Spin doctor è un esperto di comunicazione che lavora come consulente per conto di personaggi politici.

Un consigliere? Uno stratega? Un professionista dello storytelling?

Spesso lo spin doctor è percepito con una connotazione negativa. Come se fosse un manipolatore delle notizie, un avvelenatore delle informazioni pubbliche, uno spregiudicato manovratore di fatti e dati.

Nella pratica in effetti può essere più o meno tutto questo ma non è necessariamente scritto nel suo DNA. Questione di scelte, come sempre.

Il “buon spin doctor” potrebbe propriamente essere una persona di cultura e abilità narrative, grande osservatore della realtà, diplomatico e dialogante, sensibile conoscitore degli umori popolari, attento alle problematiche sociali.

Con queste caratteristiche sarebbe il miglior ponte tra politico ed elettorato: aiuterebbe cioè il politico a parlare con il suo elettorato e orienterebbe l’elettorato al pensiero del politico.

Il guaio è che siamo abituati a concepire la politica come un’arena senza regola, dove il forte sbrana il debole, dove non c’è verità ma falsità, dove il potere ad ogni costo passa sopra tutto e tutti.

Questo equivale a sostenere che non ci sono idee, principi, valori e convinzioni ma soltanto opportunismi e scorrettezze. È davvero così?

 

Io continuo a credere che ci siano almeno potenziali politici che ancora aspirano al bene comune, che hanno bisogno di intercettare il sentimento generale, che devono trovare le modalità giuste per esprimersi, che possono generare un consenso solido e sano. Ribadisco che è questione di scelte.

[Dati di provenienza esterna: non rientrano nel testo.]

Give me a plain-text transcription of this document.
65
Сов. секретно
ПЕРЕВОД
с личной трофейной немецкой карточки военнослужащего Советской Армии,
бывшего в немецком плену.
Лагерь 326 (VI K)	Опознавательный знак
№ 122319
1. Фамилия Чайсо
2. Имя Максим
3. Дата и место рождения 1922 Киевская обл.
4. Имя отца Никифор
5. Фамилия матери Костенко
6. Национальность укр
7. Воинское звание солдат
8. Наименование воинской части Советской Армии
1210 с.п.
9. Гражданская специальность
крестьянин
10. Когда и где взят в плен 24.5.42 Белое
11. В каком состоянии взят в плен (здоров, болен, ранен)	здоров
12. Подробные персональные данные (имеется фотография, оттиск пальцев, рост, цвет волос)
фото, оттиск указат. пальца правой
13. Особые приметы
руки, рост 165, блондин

Nel terzo millennio più che anacronistico è addirittura impossibile, non avere uno spin doctor e improvvisarsi sul web o in piazza con discorsi distanti dalla platea!

Eppure…eppure improvvisazione e presunzione se ne notano ancora tante, soprattutto quando sull’appeal dell’autorevolezza prevale la smania di protagonismo. Lo spin doctor lavora anche sul fronte della leadership, è indubbio, ma il leader non è automaticamente uno sgomitatore urlante. Anzi, tutt’altro.

Qualche lezione di carisma a lungo termine non farebbe male ai politici, non credete? Si stava meglio quando si stava peggio richiama il profilo e la personalità di quelli di altri tempi, che non avevano una data di scadenza incorporata perché sapevano sempre mantenere il polso della situazione e confrontarsi con la comunità.

 

Da ghostwriter, anche in ambito politico, sono convinta che pure lo storytelling più vivace e scoppiettante debba essere elegante, per sfidare le mode e le congiunture. Deve insinuarsi sotto pelle. Non si vende e non si compra altro che EMOZIONI e questa logica altroché se vale pure in politica! Io sono persuasa che sia ora di mirare al cuore e al cervello invece di agitare soltanto scomposti moti di pancia. Siete d’accordo?

Vorrei che ogni politico se ne ricordasse o, meglio, si assumesse la responsabilità di incaricare il ghostwriter giusto. Senza la smania di fare il fenomeno e con l’aspirazione ad affermarsi davvero.